Blutgerinnungshemmer verkürzen die aktive Infektionszeit
Für die im November 2021 veröffentlichte Studie beobachtete die Forschergruppe 586 hospitalisierte COVID-19-Patienten aus drei unterschiedlichen Regionen Österreichs. Dabei arbeiteten die Wissenschaftler mit der Klinik Favoriten Wien, dem Landeskrankenhaus Innsbruck und dem Johannes-Kepler-Universitätskrankenhaus Linz zusammen. 419 Patienten wurden während des Analyse-Zeitraums mit niedermolekularem Heparin behandelt, einem Mittel, das die Blutgerinnung hemmt. 62 erhielten Nicht-Vitamin-K-antagonistische orale Blutgerinnungshemmer (NOAC).

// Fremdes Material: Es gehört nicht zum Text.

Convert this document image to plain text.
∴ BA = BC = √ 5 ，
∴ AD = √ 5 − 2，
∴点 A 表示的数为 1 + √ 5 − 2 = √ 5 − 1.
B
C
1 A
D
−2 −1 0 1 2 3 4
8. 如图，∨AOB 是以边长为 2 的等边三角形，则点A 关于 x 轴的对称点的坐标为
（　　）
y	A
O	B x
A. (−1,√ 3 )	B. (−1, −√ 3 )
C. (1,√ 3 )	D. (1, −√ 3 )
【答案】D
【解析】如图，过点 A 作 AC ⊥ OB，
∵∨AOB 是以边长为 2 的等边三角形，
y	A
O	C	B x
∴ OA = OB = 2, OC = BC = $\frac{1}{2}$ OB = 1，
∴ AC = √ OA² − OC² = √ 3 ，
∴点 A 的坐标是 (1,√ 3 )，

Die Auswertung zeigt, dass die Behandlung mit niedermolekularem Heparin die Zeitspanne einer aktiven SARS-CoV-2-Infektion wesentlich verkürzen kann. Bei Patienten aus der mit Heparin behandelten Gruppe verkürzte sich die Zeit der aktiven Infektion um durchschnittlich vier Tage. Die Forscher selbst waren von diesem Ergebnis überrascht. Experimentelle Daten lassen den Schluss zu, dass Heparin sich negativ auf die Bindungsfähigkeit von SARS-CoV-2 auswirkt, wodurch das Virus nicht an Zellen andocken kann.
Kein Effekt auf immunologische Prozesse
Die Behandlung mit Heparin hatte ein geringeres Zellsterben zur Folge. Weiterhin zeigte sich, dass die Behandlung mit Blutgerinnungshemmern die Überlebenschancen von COVID-19-Patienten verbessern kann. Keinen Effekt haben die Medikamente dagegen auf die immunologischen Prozesse im Zusammenhang mit der Blutgerinnung, zum Beispiel auf Immunthrombosen.
Dennoch beurteilt die Forschungsgruppe ihre Ergebnisse positiv. Die Studie habe einen positiven Einfluss von niedermolekularem Heparin auf COVID-19-Patienten gezeigt, darunter unter anderem eine eingeschränkte Resistenz gegen SARS-CoV-2. Basierend auf diesen Ergebnissen empfehlen die Wissenschaftler, die Wirkung von Heparin in randomisierten, kontrollierten medizinischen Studien genauer zu untersuchen. Bestätigt sich der positive Effekt, kann das Medikament COVID-19-Patienten verabreicht werden, sofern keine bekannte Vorerkrankung dagegenspricht. Bereits laufende Versuchsreihen zur Gabe von Heparin bei COVID-19 sollten sich auf die Auswirkung des Blutgerinnungshemmers auf die Viralpersistenz konzentrieren. So könnten weitere Einsatzgebiete des Medikaments während der Pandemie identifiziert werden.